For BMW, the Monolith team helped the engineers use machine learning to uncover patterns. “One crash test may look like random noise,” he said, “but if you run pattern recognition over 10,000 tests you can figure out the problem and solve it, meaning BMW can achieve a [NHTSA] 5-star safety rating and, as a result, sell more cars.” He said it shaved months off the normal development time because they could do fewer full-size prototype crash tests. “It can cut development time by as much as 50 percent.”
Ahlfeld said machine learning is not the answer to every engineering problem, because simulation and real-world testing work in many instances. He said it is most useful when engineers are confronted with “intractable physics problems,” which he defined as situations in which one can’t generate a simplified physical model that describes all the complications experienced in a prototype.
Engineering? Meet data science
Ahlfeld said that in many cases, unchanging engineering methods and hiring practices mean that engineers aren’t data scientists, and can even be uncomfortable working with them.
He cited a scene from the film “Hidden Figures” in which a little-regarded person in a NASA meeting room (Katherine Johnson, played by Taraji P. Henson) was the only person who understood a re-entry equation. “This is what it often feels like to work with an engineering team,” said the AI scientist, who noted that while more people with AI knowledge are joining engineering teams, most companies have hundreds of engineers to only a handful of AI and data scientists.
He also said that non-communication must be overcome, telling the audience about a time when Monolith was working with a large aircraft manufacturer in Europe. “[Our team] was trying to figure out what alpha was in an equation,” he said. “It took us months to discover that it was obviously the angle of attack.”
While most companies have hundreds of engineers, they only have a few data scientists, Ahlfeld said.
In another example cited at the show, Ahlfeld talked about how supplier Kautex-Textron used Monolith’s software to tackle one of its biggest engineering challenges: How to reduce the sloshing noise made by fuel in vehicle tanks.
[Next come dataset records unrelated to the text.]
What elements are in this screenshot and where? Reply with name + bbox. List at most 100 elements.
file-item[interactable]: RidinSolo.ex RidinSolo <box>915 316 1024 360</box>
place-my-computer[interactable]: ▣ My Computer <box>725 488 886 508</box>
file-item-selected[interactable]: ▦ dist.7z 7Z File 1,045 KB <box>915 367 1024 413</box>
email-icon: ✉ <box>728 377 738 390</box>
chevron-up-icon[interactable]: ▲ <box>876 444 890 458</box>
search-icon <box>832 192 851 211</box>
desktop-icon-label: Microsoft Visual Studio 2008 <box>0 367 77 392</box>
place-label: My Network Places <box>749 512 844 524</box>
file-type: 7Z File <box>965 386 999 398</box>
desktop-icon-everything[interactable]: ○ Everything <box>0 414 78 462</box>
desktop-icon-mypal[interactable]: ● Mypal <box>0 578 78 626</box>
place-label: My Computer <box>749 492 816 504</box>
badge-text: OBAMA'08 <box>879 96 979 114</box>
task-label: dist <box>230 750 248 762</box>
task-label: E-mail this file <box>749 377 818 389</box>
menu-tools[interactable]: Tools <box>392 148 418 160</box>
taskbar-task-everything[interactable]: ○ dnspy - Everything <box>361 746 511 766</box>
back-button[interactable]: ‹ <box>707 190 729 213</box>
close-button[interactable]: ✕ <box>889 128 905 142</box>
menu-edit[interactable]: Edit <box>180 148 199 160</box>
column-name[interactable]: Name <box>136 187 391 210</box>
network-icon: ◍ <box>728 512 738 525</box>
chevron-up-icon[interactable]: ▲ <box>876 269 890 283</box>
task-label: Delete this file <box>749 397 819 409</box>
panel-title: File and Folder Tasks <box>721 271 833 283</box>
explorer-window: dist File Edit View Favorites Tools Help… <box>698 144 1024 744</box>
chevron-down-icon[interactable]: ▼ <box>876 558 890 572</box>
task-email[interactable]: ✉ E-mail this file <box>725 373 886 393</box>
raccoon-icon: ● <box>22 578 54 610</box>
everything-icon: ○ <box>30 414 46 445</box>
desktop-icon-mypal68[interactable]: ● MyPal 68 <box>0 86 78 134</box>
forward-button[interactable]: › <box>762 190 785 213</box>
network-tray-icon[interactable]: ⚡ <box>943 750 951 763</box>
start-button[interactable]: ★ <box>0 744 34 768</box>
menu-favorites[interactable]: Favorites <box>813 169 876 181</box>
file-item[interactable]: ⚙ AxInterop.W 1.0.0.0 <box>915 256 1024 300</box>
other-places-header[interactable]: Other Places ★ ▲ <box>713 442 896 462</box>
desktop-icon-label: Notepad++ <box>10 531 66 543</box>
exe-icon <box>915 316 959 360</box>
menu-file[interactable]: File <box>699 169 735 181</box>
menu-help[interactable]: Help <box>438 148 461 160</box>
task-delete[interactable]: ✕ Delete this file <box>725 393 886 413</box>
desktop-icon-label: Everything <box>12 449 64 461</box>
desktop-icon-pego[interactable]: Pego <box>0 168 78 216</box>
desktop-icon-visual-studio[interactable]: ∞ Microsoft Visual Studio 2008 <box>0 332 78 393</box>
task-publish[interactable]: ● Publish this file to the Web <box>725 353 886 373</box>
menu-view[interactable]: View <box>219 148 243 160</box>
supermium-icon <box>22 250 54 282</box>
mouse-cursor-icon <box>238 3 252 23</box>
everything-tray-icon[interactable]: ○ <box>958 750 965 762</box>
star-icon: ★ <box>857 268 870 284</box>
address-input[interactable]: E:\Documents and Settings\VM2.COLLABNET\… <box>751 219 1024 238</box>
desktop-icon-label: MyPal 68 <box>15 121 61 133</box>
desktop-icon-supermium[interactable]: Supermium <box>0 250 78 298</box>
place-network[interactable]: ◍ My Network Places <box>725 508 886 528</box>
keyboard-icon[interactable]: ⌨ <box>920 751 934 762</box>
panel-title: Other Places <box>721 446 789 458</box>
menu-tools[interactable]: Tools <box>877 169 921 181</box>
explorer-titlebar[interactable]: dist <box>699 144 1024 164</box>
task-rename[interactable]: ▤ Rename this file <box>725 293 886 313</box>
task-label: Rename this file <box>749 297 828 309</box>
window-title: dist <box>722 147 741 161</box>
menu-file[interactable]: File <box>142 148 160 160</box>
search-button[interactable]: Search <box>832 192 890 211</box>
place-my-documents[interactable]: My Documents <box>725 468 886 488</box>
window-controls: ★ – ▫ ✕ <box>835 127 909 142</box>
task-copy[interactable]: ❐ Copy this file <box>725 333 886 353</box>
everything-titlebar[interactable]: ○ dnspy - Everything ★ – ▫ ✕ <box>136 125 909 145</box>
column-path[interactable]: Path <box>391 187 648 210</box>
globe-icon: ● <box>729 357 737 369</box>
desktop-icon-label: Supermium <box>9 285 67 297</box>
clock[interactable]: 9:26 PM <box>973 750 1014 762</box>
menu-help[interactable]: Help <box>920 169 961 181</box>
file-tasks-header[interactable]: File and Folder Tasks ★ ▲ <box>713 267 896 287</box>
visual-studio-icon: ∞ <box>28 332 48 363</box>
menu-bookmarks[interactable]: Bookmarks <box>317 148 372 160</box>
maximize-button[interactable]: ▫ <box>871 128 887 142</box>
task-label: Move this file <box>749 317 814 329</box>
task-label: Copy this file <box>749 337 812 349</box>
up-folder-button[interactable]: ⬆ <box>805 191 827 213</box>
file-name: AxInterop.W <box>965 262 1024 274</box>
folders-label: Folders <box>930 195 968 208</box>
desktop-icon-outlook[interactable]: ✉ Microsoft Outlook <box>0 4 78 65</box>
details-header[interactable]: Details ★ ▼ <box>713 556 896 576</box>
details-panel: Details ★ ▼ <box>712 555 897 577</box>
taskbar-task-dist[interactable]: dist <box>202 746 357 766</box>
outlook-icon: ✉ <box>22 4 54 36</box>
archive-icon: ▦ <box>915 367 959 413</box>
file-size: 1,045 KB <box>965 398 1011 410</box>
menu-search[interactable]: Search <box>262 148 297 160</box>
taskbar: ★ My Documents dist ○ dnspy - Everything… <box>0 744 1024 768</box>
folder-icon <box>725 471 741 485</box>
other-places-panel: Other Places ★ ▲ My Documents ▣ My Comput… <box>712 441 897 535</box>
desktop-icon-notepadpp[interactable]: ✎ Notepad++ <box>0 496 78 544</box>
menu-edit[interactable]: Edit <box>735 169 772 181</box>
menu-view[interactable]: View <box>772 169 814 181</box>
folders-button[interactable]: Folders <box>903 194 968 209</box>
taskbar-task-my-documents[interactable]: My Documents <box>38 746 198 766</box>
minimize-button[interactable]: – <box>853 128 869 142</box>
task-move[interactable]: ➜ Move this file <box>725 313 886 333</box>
He said the company’s engineers were able to teach Monolith’s software to accurately predict real-world test results largely on their own.
Alin Petcu, Kautex Textron’s global lead on virtual validation, said in a news release that fuel sloshing noise, particularly during deceleration, is “one of the most complicated, multi-physics challenges for our engineering team.” He said using their own engineering knowledge, acoustic data and Monolith’s software, they were able to reliably predict the noise generated by new designs.